Political parties, which are highly regulated by the FEC, don't have it so easy. Not only must they report their donors, but parties must also use a blend of soft and hard money to pay for their issue ads, unlike unaffiliated groups. For every $100 in issue ads, $65 can be soft money, while $35 must be hard money. Both major parties claim they are handicapped by the rule and are suing the FEC to overturn it. And watchdog groups are alarmed by what they believe is a move by House Majority Whip Tom DeLay (R-Tex.) to skirt the rule. Current and former DeLay advisors have set up 527 committees to raise large sums for issue ads and get-out-the-vote efforts for the House's most vulnerable GOP members.
While outright coordination remains prohibited, groups can legally tell campaigns about their advertising plans. Forbes and others say the RLC crosses even that line. They say the RLC works so closely with Bush that it's almost a shadow campaign. Indeed, 70% of the RLC's board are Bush contributors. Miller denies the charge, adding that he could coordinate with Bush under federal rules, "but we decided to take a conservative approach and not talk at all." Forbes has filed an FEC complaint anyway.

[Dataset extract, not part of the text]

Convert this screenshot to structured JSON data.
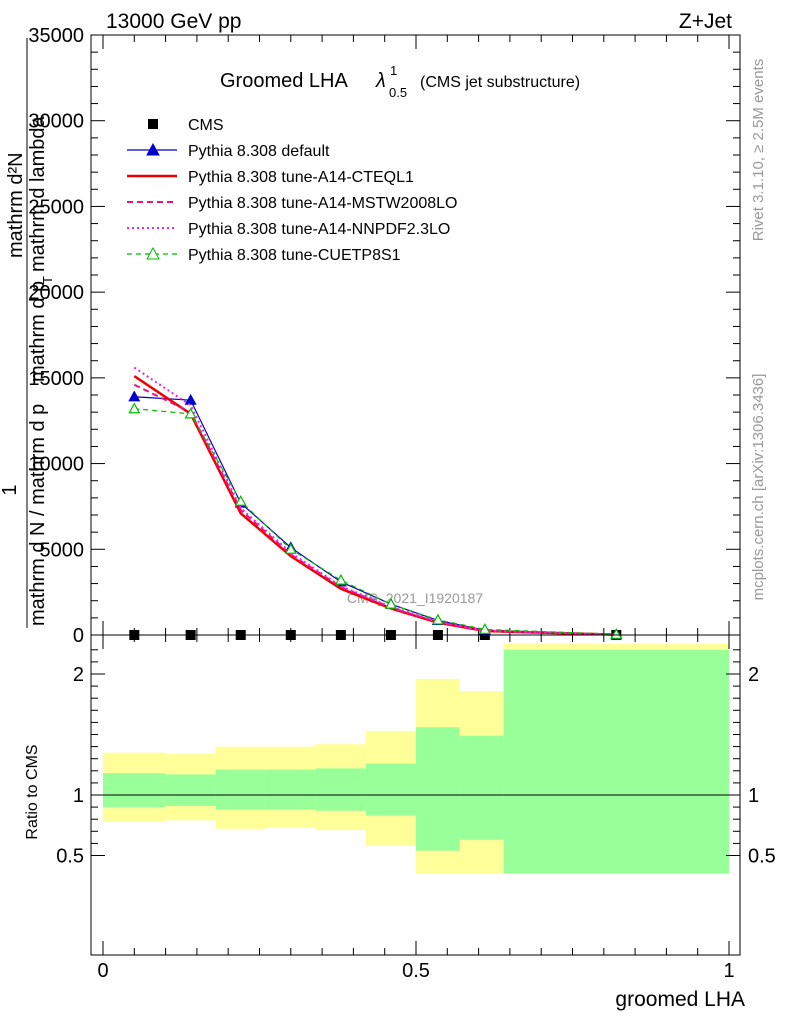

The National Smokers Alliance and Americans for Tax Reform, which have been running ads in South Carolina critical of positions taken by Senator John McCain, also deny coordinating with the Bush campaign.
Some experts believe the issue ad explosion is just beginning. Once the primaries are over, trade groups representing financial companies worried about privacy restrictions, Internet companies concerned about sales taxes, and medical groups active in managed-care issues are expected to weigh in. That is sure to raise more warning flags. "I think we'll see more efforts that walk right up to the razor's edge of what you can and can't do," says Sierra Club Political Director Daniel J. Weiss. Laments Donald J. Simon, general counsel of the nonpartisan Common Cause: "These aren't issue ads, they're campaign ads. This is a way to cheat on the campaign-finance laws."
Still, constitutional scholars are divided as to whether Congress can restrict issue ads. Says David O'Steen, executive director of the National Right to Life Committee: "Our forefathers didn't fight to have the right to discuss crops and the weather. It was for the right to discuss political ideas." Senator Joseph I. Lieberman (D-Conn.) agrees yet is concerned about the rise in donor secrecy. Instead of trying to limit ads outright, as McCain proposes, Lieberman may offer legislation that would hit 527s in their pocketbooks. To retain tax-exempt status, they would have to disclose where their money comes from and how it is spent. While that avoids the free speech issue, it still is expected to be highly controversial. So for now, the line between fostering a healthy debate and mounting a stealthy partisan attack will remain easy to cross.